Coffee: Zoë’s Bakery and Cafe
A huge chalkboard menu written in perfect curlicue script lists the daily soup, salads, and sandwich specials as well as baked goods like peanut butter cups, pots-de-crème, and cupcakes. Zoë, the owner, turns gluten into a delectable edible art—take note of the “I love gluten” sticker inside.
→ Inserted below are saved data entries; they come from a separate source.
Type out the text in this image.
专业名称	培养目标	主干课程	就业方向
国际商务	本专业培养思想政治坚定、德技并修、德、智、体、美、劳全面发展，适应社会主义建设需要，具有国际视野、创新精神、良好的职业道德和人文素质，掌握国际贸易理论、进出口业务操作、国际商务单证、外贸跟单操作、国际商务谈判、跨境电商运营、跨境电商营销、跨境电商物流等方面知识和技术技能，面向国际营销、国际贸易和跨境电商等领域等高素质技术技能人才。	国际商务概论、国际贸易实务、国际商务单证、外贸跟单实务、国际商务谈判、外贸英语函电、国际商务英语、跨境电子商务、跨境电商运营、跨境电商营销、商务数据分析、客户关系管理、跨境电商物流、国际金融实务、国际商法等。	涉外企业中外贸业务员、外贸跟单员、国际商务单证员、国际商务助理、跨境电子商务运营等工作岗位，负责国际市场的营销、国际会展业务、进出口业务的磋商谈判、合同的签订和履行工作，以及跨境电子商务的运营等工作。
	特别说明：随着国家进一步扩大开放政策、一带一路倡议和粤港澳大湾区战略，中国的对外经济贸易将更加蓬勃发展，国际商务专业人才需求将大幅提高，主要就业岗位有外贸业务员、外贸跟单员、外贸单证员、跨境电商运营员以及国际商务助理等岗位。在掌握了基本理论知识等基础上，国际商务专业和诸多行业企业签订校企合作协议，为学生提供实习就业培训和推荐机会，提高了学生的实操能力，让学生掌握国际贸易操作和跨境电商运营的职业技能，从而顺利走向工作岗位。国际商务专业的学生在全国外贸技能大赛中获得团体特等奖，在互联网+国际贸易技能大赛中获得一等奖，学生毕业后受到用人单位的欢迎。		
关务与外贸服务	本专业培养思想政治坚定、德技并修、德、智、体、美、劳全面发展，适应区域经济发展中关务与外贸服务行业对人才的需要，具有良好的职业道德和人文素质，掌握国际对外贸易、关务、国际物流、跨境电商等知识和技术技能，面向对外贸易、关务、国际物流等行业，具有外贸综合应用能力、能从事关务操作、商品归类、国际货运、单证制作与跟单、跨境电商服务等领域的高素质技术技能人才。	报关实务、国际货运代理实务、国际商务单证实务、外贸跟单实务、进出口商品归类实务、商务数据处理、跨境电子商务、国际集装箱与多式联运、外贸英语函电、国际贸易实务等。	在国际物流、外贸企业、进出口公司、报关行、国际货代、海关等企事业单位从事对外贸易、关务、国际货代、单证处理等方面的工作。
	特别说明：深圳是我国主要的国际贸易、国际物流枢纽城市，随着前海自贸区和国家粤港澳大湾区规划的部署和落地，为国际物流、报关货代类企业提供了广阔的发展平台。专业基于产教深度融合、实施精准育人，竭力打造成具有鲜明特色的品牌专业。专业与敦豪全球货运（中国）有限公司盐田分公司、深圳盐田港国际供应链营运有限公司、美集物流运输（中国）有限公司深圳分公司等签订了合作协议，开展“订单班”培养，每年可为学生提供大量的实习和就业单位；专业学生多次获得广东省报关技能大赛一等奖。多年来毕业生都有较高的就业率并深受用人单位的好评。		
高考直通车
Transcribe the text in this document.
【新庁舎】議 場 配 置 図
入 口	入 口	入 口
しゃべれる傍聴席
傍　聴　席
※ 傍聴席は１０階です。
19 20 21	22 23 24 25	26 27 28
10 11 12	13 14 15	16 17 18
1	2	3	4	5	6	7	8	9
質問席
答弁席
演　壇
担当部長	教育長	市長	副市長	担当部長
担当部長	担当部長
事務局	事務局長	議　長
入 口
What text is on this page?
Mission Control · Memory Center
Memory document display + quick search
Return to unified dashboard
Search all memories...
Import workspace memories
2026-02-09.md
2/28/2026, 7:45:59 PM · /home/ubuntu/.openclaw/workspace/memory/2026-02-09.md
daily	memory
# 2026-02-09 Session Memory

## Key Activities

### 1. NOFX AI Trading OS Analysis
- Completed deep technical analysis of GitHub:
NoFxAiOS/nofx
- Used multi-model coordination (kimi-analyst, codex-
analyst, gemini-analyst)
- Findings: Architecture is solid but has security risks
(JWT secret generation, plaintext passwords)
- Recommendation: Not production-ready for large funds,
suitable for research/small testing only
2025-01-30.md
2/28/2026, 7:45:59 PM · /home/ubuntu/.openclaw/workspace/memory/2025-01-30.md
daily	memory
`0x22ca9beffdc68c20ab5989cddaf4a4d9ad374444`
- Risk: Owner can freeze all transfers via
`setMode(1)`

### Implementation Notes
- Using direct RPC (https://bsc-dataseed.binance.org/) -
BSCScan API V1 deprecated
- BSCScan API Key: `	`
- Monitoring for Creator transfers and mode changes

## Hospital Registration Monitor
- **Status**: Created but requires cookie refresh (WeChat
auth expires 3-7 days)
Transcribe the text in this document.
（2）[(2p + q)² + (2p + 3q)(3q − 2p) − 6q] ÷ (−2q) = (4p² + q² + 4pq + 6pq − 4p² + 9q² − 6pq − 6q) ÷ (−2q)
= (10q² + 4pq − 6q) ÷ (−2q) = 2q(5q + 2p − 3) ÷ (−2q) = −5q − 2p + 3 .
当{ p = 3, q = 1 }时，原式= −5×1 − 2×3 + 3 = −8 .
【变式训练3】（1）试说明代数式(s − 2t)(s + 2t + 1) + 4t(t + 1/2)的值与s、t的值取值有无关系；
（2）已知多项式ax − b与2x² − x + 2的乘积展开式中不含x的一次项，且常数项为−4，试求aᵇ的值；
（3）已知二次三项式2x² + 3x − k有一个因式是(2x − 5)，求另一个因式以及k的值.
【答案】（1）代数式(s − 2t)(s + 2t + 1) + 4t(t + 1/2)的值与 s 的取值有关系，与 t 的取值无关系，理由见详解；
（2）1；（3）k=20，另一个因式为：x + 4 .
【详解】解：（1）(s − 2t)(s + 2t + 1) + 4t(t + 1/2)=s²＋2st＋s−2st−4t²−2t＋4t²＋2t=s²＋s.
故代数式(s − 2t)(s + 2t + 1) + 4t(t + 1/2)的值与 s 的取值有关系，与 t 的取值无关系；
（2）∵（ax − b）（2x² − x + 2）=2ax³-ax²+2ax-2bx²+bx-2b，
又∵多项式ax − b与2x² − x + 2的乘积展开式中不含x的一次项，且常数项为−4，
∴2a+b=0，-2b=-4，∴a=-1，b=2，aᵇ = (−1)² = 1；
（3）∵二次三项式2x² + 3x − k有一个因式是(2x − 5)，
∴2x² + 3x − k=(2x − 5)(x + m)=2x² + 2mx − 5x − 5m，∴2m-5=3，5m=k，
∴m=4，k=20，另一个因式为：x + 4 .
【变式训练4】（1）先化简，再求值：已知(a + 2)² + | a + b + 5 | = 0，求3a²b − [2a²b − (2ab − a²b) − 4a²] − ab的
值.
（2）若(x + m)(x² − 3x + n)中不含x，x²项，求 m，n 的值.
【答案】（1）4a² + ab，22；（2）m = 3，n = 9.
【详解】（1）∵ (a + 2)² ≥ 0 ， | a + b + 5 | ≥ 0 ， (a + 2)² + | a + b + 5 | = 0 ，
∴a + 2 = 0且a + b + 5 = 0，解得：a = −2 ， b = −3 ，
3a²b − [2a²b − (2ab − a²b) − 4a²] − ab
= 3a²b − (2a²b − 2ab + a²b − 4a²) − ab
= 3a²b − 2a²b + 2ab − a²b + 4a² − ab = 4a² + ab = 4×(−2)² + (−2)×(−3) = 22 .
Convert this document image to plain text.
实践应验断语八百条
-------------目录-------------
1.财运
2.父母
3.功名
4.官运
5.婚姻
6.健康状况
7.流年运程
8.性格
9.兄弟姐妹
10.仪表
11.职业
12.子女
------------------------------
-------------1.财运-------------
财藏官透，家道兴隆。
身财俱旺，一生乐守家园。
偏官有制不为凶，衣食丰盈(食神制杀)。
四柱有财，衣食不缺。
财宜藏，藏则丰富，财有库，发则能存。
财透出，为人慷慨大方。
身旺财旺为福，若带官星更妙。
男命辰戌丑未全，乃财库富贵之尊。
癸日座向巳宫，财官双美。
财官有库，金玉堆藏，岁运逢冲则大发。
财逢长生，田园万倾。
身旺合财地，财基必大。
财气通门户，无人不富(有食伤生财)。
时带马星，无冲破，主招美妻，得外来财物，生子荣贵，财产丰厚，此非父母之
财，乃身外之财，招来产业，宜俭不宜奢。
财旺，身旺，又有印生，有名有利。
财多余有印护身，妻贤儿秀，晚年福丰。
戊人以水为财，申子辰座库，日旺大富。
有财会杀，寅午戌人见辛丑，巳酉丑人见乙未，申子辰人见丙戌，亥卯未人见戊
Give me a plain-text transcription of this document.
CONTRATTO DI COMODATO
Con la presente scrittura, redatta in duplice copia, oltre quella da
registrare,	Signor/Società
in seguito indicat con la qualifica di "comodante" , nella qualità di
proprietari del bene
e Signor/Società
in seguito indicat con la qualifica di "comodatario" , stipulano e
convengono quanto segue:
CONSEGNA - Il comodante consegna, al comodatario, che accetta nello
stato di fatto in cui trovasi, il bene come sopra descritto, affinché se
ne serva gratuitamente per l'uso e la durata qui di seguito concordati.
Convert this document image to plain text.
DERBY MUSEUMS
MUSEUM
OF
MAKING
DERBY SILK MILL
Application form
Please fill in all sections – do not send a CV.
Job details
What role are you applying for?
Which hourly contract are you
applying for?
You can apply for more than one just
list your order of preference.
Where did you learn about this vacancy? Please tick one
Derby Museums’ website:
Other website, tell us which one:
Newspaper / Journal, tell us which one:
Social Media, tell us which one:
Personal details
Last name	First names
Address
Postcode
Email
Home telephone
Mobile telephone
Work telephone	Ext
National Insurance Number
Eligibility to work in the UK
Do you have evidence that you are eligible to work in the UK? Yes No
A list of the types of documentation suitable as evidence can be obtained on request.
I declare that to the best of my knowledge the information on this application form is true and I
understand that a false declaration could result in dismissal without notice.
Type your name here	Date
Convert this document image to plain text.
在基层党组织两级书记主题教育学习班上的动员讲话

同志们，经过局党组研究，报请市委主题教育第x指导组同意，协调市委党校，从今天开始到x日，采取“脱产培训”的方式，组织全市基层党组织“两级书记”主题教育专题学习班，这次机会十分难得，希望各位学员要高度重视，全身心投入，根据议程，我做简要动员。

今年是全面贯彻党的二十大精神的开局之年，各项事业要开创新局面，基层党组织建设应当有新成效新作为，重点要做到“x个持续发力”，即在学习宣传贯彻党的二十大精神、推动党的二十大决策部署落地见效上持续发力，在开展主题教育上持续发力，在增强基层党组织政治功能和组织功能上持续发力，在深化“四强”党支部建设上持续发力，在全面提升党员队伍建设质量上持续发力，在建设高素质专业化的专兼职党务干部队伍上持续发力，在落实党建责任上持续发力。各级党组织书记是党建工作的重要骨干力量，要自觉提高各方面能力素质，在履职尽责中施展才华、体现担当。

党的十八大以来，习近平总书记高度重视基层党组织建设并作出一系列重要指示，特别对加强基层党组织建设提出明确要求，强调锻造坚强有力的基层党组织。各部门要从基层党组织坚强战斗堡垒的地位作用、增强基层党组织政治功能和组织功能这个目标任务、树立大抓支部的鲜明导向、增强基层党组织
Play: Howler’s Family Restaurant
This diner is cute as a button thanks to its casual ambience and warm decor. In the main dining area, exposed brick walls are accented by corrugated tin, while bare Edison lightbulbs hang above simple wooden tables. There’s a retro five-pin bowling alley and a vintage arcade in the back, complete with billiards tables.
Eat: Food Trucks
You won’t have any trouble finding Ravenlady Oyster Forte or Tacofino, two food trucks that have shut off their engines and found permanent homes. The former is located next to an Ucluelet liquor store in a small square with a sculpture garden and outdoor seating. Here, oysters are prepared every which way—panko-fried, smoked and drizzled with blue cheese, or poached in coconut curry. But you can’t go wrong with naked oysters on the half-shell. Tacofino—a favorite with locals both in Tofino and in Vancouver (where it has not just a truck but also multiple restaurants)—may have lost its wheels, but its locally sourced fish tacos and burritos are to die for.
Eat: Wolf in the Fog
Set above a surf shop and featuring decor made out of driftwood (a wolf greets you as you enter) and surfboards, the vibe at Wolf in the Fog—arguably the best restaurant in town—is laid-back lumberjack–meets–stoked surfer. In other words, this place is chill, with a soundtrack (James Brown, the Beach Boys, Beck) to match. After a day spent hiking or surfing in the rain, feel free to dress up—or not. Chef Nicholas Nutting, who spends his off time foraging in the forest and fishing in the ocean, makes a killer Moroccan-spiced octopus served on chickpeas, peppers, and tomatoes.
BC Ferries, which has crossings to Nanaimo from two Vancouver ferry terminals, is the most leisurely way (read: two hours on a ferry, then a three-hour drive to reach Tofino) to get to the island. Or take the one-hour Orca Airways flight directly into Tofino from Vancouver International Airport’s South Terminal.